Unlike map, filter, and reduce, our solution will not continue iterating over the input after the result has been determined. Using it looks like this -

const coins =
  [ 25, 20, 10, 5, 1 ]

console.log (change (coins, 48))
// [ [ 25, 1 ], [ 20, 1 ], [ 1, 3 ] ]

console.log (change (coins, 100))
// [ [ 25, 4 ] ]

Verify the results in your own browser below -

const div = (x, y) =>
  Math .round (x / y)

const mod = (x, y) =>
  x % y

const recur = (...values) =>
  ({ recur, values })

const loop = f =>
{ let acc = f ()
  while (acc && acc.recur === recur)
    acc = f (...acc.values)
  return acc
}

const change = (coins = [], amount = 0) =>
  loop
    ( ( acc = []
      , r = amount
      , [ c, ...rest ] = coins
      ) =>
        r === 0
          ? acc
      : c <= r
          ? recur
              ( [ ...acc, [ c, div (r, c) ] ]
              , mod (r, c)
              , rest
              )
      : recur
          ( acc
          , r
          , rest
          )

    )

const coins =
  [ 25, 20, 10, 5, 1 ]

console.log (change (coins, 48))
// [ [ 25, 1 ], [ 20, 1 ], [ 1, 3 ] ]

console.log (change (coins, 100))
// [ [ 25, 4 ] ]

Ramda users can use R.until, though readability suffers due to it's purely function-driven interface.

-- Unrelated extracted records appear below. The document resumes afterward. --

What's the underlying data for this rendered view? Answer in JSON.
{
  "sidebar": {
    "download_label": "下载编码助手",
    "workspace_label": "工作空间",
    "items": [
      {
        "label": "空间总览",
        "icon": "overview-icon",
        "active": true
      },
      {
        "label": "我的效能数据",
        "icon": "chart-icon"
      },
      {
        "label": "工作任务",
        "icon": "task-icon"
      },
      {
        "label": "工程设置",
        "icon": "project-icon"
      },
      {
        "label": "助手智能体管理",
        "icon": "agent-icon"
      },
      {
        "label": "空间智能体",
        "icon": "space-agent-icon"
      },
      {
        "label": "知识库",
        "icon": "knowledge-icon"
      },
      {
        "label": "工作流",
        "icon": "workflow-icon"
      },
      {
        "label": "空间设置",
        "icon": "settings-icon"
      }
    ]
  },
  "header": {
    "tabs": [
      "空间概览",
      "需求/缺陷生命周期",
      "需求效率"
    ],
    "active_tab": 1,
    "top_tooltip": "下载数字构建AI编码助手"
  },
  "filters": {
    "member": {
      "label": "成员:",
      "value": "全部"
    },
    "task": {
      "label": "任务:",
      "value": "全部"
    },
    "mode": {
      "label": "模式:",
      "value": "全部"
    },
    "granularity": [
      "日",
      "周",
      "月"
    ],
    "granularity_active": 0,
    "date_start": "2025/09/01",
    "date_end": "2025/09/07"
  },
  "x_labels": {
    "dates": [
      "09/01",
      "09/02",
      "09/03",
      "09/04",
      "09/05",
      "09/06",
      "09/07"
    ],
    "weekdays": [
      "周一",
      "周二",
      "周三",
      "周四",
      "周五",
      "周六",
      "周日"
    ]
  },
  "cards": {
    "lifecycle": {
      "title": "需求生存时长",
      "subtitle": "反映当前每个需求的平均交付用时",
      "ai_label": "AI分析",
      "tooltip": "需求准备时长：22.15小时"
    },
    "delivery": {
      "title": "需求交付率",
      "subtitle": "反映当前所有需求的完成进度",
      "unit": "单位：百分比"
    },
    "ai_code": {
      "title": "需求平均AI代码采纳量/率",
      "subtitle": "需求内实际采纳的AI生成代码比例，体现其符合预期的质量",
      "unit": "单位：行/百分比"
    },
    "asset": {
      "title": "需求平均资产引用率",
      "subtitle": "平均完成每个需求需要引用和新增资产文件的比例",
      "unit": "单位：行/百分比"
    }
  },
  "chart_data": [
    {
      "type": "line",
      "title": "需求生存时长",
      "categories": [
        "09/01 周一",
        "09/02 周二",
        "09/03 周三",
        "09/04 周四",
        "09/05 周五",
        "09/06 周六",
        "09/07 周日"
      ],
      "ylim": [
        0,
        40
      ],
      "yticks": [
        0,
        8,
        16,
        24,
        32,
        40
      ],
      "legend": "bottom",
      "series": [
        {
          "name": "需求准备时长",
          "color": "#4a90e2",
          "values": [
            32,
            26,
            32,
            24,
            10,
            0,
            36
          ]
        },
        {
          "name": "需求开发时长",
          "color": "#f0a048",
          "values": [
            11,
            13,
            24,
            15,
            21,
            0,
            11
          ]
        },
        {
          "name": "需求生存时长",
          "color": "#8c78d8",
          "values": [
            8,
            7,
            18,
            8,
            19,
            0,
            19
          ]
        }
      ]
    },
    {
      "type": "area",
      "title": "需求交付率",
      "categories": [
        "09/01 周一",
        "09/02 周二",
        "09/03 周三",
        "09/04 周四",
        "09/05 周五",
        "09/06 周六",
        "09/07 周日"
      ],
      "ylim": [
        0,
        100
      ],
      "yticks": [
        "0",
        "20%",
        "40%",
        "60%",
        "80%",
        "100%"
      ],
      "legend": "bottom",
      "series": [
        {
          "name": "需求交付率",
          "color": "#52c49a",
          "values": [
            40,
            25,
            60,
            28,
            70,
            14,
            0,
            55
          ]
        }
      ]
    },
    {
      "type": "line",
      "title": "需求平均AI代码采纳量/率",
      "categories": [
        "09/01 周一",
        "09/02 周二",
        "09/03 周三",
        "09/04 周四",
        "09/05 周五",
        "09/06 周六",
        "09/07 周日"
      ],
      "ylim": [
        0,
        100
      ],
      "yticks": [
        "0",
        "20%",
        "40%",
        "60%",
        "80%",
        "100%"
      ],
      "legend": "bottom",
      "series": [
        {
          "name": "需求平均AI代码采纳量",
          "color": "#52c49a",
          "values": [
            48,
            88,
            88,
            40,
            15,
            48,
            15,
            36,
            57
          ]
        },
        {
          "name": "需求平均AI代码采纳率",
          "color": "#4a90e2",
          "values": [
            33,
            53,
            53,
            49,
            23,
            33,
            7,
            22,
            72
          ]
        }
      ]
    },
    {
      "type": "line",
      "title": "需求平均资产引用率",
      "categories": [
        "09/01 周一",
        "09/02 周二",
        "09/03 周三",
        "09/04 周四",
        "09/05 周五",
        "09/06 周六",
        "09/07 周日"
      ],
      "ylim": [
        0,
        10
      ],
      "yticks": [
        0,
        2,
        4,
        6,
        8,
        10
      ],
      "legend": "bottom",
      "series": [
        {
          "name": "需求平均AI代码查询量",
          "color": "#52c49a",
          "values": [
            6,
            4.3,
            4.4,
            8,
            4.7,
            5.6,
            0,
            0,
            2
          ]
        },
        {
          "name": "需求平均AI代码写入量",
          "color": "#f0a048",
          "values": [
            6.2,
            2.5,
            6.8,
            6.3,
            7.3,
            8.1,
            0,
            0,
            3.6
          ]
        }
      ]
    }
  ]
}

Flexibility of loop and recur is highly favourable, imo -

const change = (coins = [], amount = 0) =>
  R.until
    ( ([ acc, r, coins ]) => r === 0
    , ([ acc, r, [ c, ...rest ] ]) =>
        c <= r
          ? [ [ ...acc
              , [ c, Math.floor (R.divide (r, c)) ]
              ]
            ,  R.modulo (r, c)
            , rest
            ]
          : [ acc
            , r
            , rest
            ]
    , [ [], amount, coins ]
    )
    [ 0 ]

Another alternative is to write it as a recursive function -

const div = (x, y) =>
  Math .round (x / y)

const mod = (x, y) =>
  x % y

const change = ([ c, ...rest ], amount = 0) =>
  amount === 0
    ? []
: c <= amount
    ? [ [ c, div (amount, c) ]
      , ...change (rest, mod (amount, c))
      ]
: change (rest, amount)

const coins =
  [ 25, 20, 10, 5, 1 ]

console.log (change (coins, 48))
// [ [ 25, 1 ], [ 20, 1 ], [ 1, 3 ] ]

console.log (change (coins, 100))
// [ [ 25, 4 ] ]